Illegals made up at least one-third of the residential construction workforce during the housing boom, and in trades such as framing, they made up the vast majority of the workers. They appear to be leaving the U.S. now due to lack of work.

“Builders are saying, ‘We haven’t been able to improve our cycle time because we don’t have the labor any more,’ ” says home building consultant Chuck Shinn, of Littleton, Colo.-based Shinn Consulting.

Shinn, who has been traveling the country meeting with distressed builders, says that while many cities are off 50% to 75% in new-home construction volume, there are builders who do not have the labor to build even a reduced number of houses. (New-home construction has decreased on a seasonally adjusted basis from 1.5 million units in March 2007 to 988,000 in March 2008. Total starts fell to an 817,000-unit annual pace in September.)

When asked, builders blame a labor shortage, but will not admit that the decrease in illegals is a factor, Shinn says.

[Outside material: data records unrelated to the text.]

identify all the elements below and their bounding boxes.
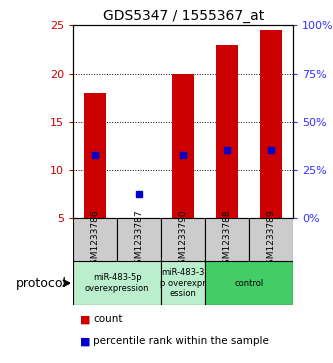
Bar [205, 218, 249, 261]
Bar [205, 261, 293, 305]
Text: ■: ■ [80, 336, 91, 346]
Bar [216, 45, 238, 218]
Bar [84, 93, 106, 218]
Text: control: control [234, 279, 264, 287]
Text: GSM1233789: GSM1233789 [266, 209, 276, 270]
Title: GDS5347 / 1555367_at: GDS5347 / 1555367_at [103, 9, 264, 23]
Text: GSM1233786: GSM1233786 [91, 209, 100, 270]
Text: GSM1233787: GSM1233787 [135, 209, 144, 270]
Text: count: count [93, 314, 123, 325]
Text: percentile rank within the sample: percentile rank within the sample [93, 336, 269, 346]
Bar [73, 261, 161, 305]
Text: GSM1233788: GSM1233788 [222, 209, 232, 270]
Bar [161, 218, 205, 261]
Bar [172, 73, 194, 218]
Bar [73, 218, 117, 261]
Text: miR-483-5p
overexpression: miR-483-5p overexpression [85, 273, 150, 293]
Bar [249, 218, 293, 261]
Text: protocol: protocol [16, 277, 67, 290]
Text: GSM1233790: GSM1233790 [178, 209, 188, 270]
Bar [260, 30, 282, 218]
Bar [117, 218, 161, 261]
Text: ■: ■ [80, 314, 91, 325]
Text: miR-483-3
p overexpr
ession: miR-483-3 p overexpr ession [160, 268, 206, 298]
Bar [161, 261, 205, 305]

“But you go and look at the jobsites, and all of a sudden the Hispanic labor force just isn’t there,” Shinn points out.

With the decline in illegal immigrants, opportunities are on the rise for legal immigrants and native workers, says Mollie Carmichael, a former executive with Lennar, Centex, and Pulte Homes, and now senior vice president of John Burns Real Estate Consulting, in Irvine, Calif.

But those legal immigrants are being forced to accept lower wages and fees for their services, Carmichael says. “That’s what allowed illegals to take opportunities to begin with. All aspects of business today are saying, ‘Gosh, I better be thankful for the work I have today, given where the economy is at.’ “

The Pew report does not address why America’s illegal immigrant population is falling, but the housing and economic recessions, combined with the federal government’s increasing crackdown on illegal immigrants, certainly plays a factor.

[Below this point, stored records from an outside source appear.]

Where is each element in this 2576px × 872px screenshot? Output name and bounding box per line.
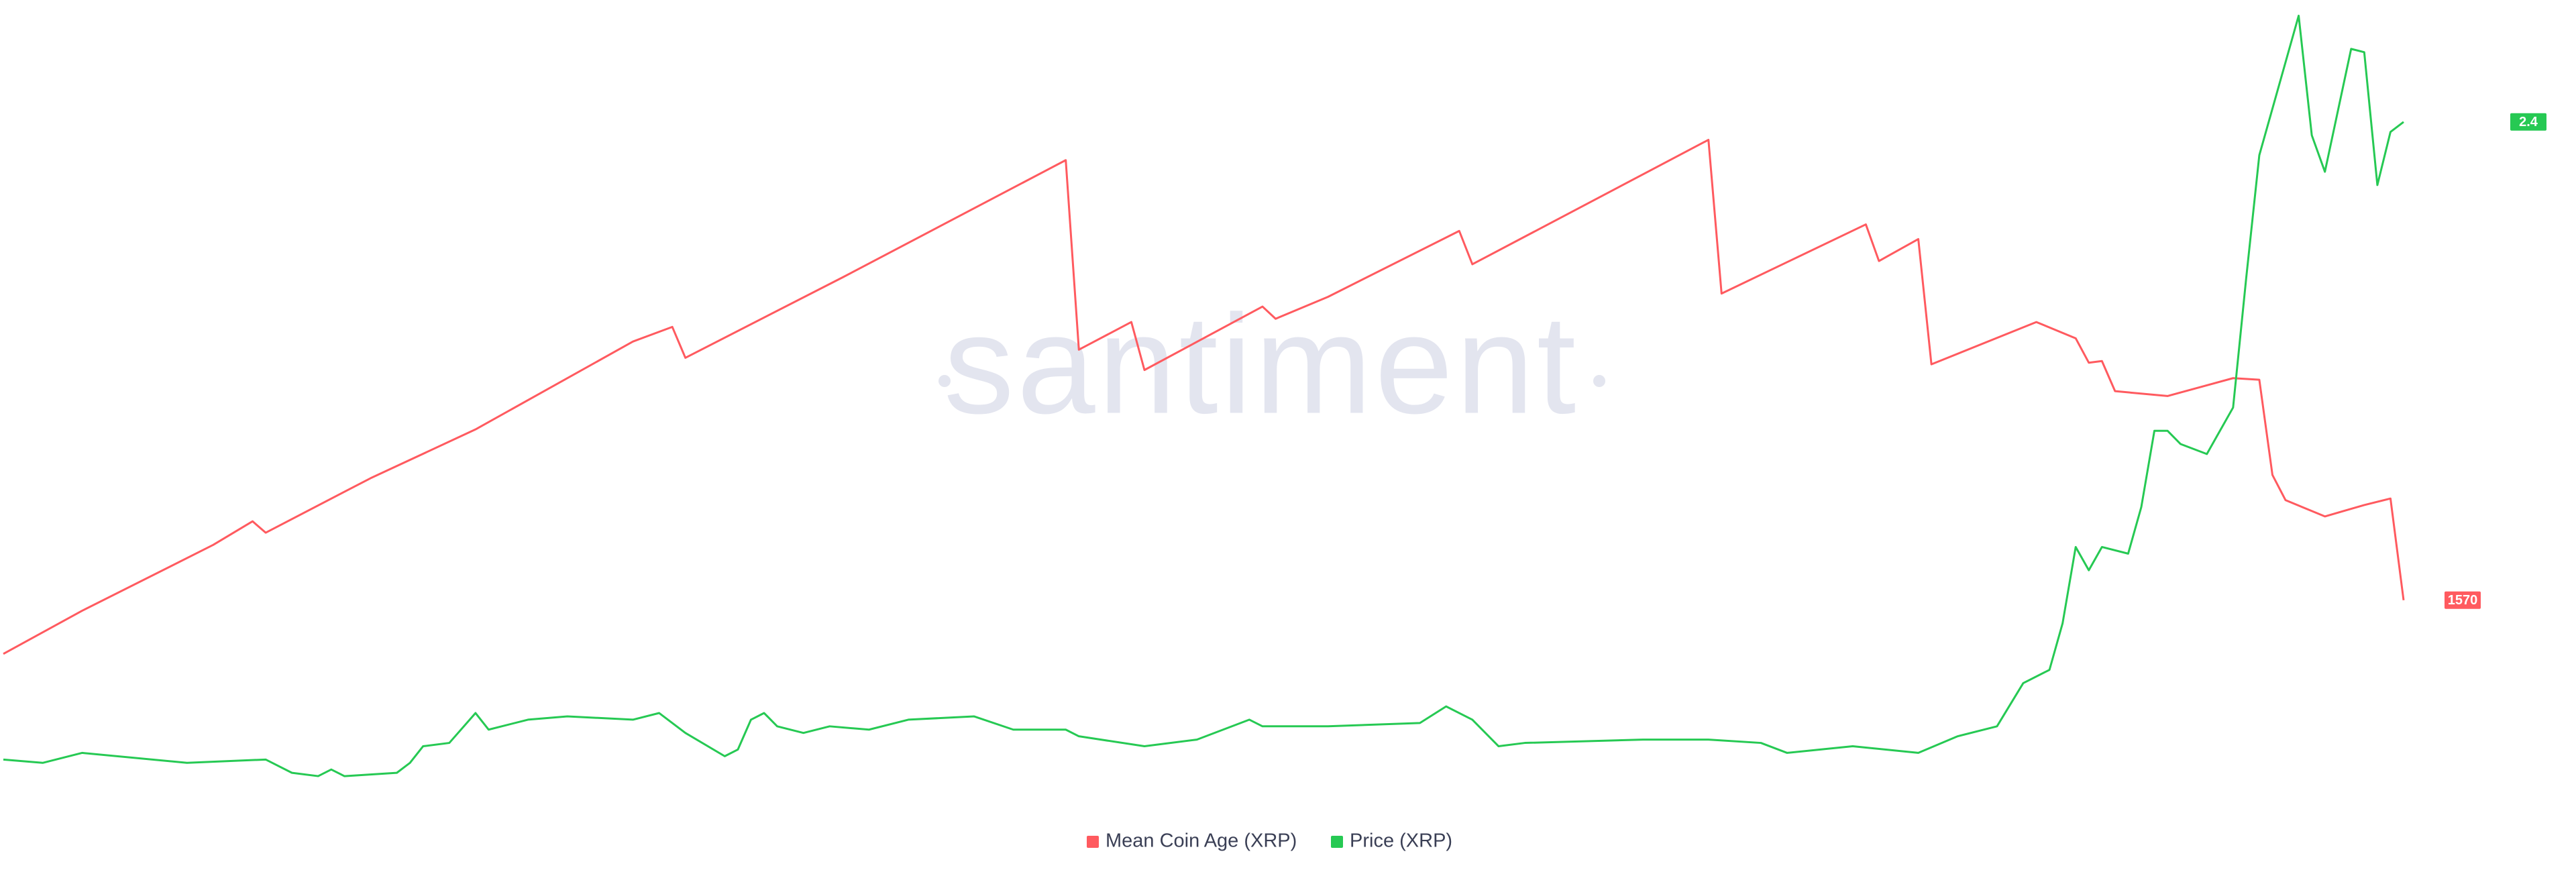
- watermark: santiment: [938, 285, 1605, 443]
- series-line: [3, 138, 2405, 655]
- legend: Mean Coin Age (XRP) Price (XRP): [1087, 830, 1452, 852]
- last-value-badge: [2445, 591, 2481, 609]
- last-value-badge: [2510, 113, 2546, 131]
- legend-label: Mean Coin Age (XRP): [1106, 830, 1297, 852]
- legend-swatch: [1087, 836, 1099, 848]
- watermark-dot: [1593, 375, 1605, 387]
- last-value-label: 1570: [2448, 593, 2478, 608]
- plot: [3, 14, 2405, 777]
- last-value-label: 2.4: [2519, 115, 2538, 129]
- series-line: [3, 14, 2404, 777]
- watermark-dot: [938, 375, 951, 387]
- axes: 1570 2.4: [2445, 113, 2546, 609]
- legend-swatch: [1331, 836, 1343, 848]
- watermark-text: santiment: [944, 285, 1578, 443]
- legend-label: Price (XRP): [1350, 830, 1452, 852]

The relative strength of neighboring economies could also be playing a role, Shinn says. Shinn’s wife and business partner, Emma, is a native Panamanian. On a recent trip home, a family maid began peppering the Shinns about job prospects in Canada.

“Throughout Latin America, the word is spreading, ‘Go to Canada, go to Canada,’ ” Shinn says. “I thought they [immigrants in the U.S] were all going back home, and then I was up in Canada, in Calgary, and I realized, they’re not going back to Latin and Central America, they are migrating further north where the jobs are.”

As a result of the immigrant migration, a labor shortage could be looming. Looking forward to housing’s recovery, there could be severe problems for many companies.

“It’s going to be a big problem, there’s no doubt about it,” says Noelle Tarabulski, CEO of Builder Consulting Group, in Lakewood, Colo. “We’re putting a fence up, it continues to get built, and it seems to be pretty effective.”

Many builders and laborers from the baby boomer generation are approaching retirement, and without a guest worker program to allow legal migrant labor into the U.S. in large numbers, companies may be forced to pay more to would-be retirees to stay on past the age they planned to retire.

“A lot of companies aren’t going to be able to let them retire,” Tarabulski says. “They’re going to be in demand, and they’re going to end up working three days a week as consultants well into their late 60s. We don’t have enough employees.”